“The mind of a writer can be a truly terrifying thing – isolated, neurotic, caffeine-addled, crippled by procrastination, consumed by feelings of panic, self-loathing, and soul-crushing inadequacy. And that’s on a good day.”
Robert De Niro, at the 86th Annual Academy Awards, March 2014
It’s embarrassing, really. A writer’s blog that sits unused and stagnant for a stretch of time – days. Weeks. Months.
Oh, if I had a nickel for every time I mentally blogged… Mental blogging gets you nowhere, but it’s safe. Safe in that I can think-blog anything I want without the prospect of harsh criticism. Because *that* is one of my biggest fears: That I will write something – creative or personal opinion – and it will be met with dissent.
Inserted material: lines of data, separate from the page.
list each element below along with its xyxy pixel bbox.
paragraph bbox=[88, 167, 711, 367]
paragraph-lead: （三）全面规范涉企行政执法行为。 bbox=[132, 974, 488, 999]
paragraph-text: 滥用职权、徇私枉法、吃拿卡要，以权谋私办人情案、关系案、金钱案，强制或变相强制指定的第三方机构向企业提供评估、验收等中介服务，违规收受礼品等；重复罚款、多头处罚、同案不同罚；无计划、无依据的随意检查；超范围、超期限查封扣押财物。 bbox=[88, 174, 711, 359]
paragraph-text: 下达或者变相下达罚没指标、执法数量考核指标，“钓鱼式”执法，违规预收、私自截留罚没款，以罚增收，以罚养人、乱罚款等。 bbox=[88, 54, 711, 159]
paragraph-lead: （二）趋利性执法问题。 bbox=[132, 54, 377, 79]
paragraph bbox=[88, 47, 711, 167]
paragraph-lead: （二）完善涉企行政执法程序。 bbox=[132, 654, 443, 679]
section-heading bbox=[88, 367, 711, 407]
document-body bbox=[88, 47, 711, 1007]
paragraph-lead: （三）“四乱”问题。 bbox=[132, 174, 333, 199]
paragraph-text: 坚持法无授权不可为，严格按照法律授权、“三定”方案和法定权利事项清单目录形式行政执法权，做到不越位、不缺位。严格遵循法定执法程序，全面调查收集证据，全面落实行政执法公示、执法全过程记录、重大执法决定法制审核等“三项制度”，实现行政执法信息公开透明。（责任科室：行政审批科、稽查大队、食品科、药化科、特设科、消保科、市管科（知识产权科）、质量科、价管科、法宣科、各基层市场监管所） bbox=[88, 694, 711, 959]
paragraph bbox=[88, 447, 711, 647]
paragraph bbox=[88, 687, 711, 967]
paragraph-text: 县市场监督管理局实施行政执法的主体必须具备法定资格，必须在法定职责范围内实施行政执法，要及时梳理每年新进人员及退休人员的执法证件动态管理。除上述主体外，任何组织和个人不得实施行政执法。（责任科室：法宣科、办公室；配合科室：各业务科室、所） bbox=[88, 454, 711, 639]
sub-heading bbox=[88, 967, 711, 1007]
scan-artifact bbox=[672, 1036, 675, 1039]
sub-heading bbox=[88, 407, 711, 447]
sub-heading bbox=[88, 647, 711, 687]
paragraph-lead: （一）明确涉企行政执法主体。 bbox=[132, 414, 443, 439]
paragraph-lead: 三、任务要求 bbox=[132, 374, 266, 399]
Even worse, it would be dissected and scrutinized, leading readers to conclude, “Wow. She’s wasting her time, because clearly, she cannot write. She’s just not good.”
De Niro’s quote above could not ring more true. At least for me, anyway. But there’s another quote that snaps me back to reality:
“It’s a dreadful shame how many wonderful books we will not be able to read because someone gave up on their dream too soon.”
Sue-Ellen Welfonder, romance author
It’s funny. That quote has been in my writing journal for over 15 years. I see it every time I open it up, and it never fails to make me feel sheepish for being so quick to push my passion for writing to the side. There’s always something that nudges writing further down the list of priorities, and some rightfully so – family and work leading the charge. But the other distractions need a good, hard smack-down. If I can sit and scroll Facebook for a collective 30-45 minutes in the evening, I surely can replace it with writing.
Sometimes, when I do sit down… hands on the keyboard… all the thoughts that had flowed so freely during the previous 12 hours suddenly end up in a huge mental log-jam. All the funny, strange and weird observations I’d collected suddenly don’t seen worthy or interesting. I stare at the blank screen for a few minutes, fingers still, then close the Word document and go transfer yet another load of laundry. Yet again, I’ve failed to conquer the blank screen.
I’ve had a host of epiphanies over the past several years, where I kind of pull myself together and try to refocus on writing and pursuing my dream. However, with the kids at the ages they were, it was an impractical decision. Now, though, with the older kids are more self-sufficient and the youngest navigating the waters of Kindergarten, they’re all gaining new skills and independence every single day. It’s a beautiful thing to watch our little one’s mind work in new ways, proactively discovering and exploring the world around him. This new independence also allows my husband and I to have a little bit more autonomy over our free time. Not a lot, but enough. Enough to prompt a recent purge of my extracurricular commitments, leaving only those that are directly related to my family.
So, now I find myself with a bit more of a clean slate and a renewed dream. And a little more time to pep-talk myself into conquering the blank screen.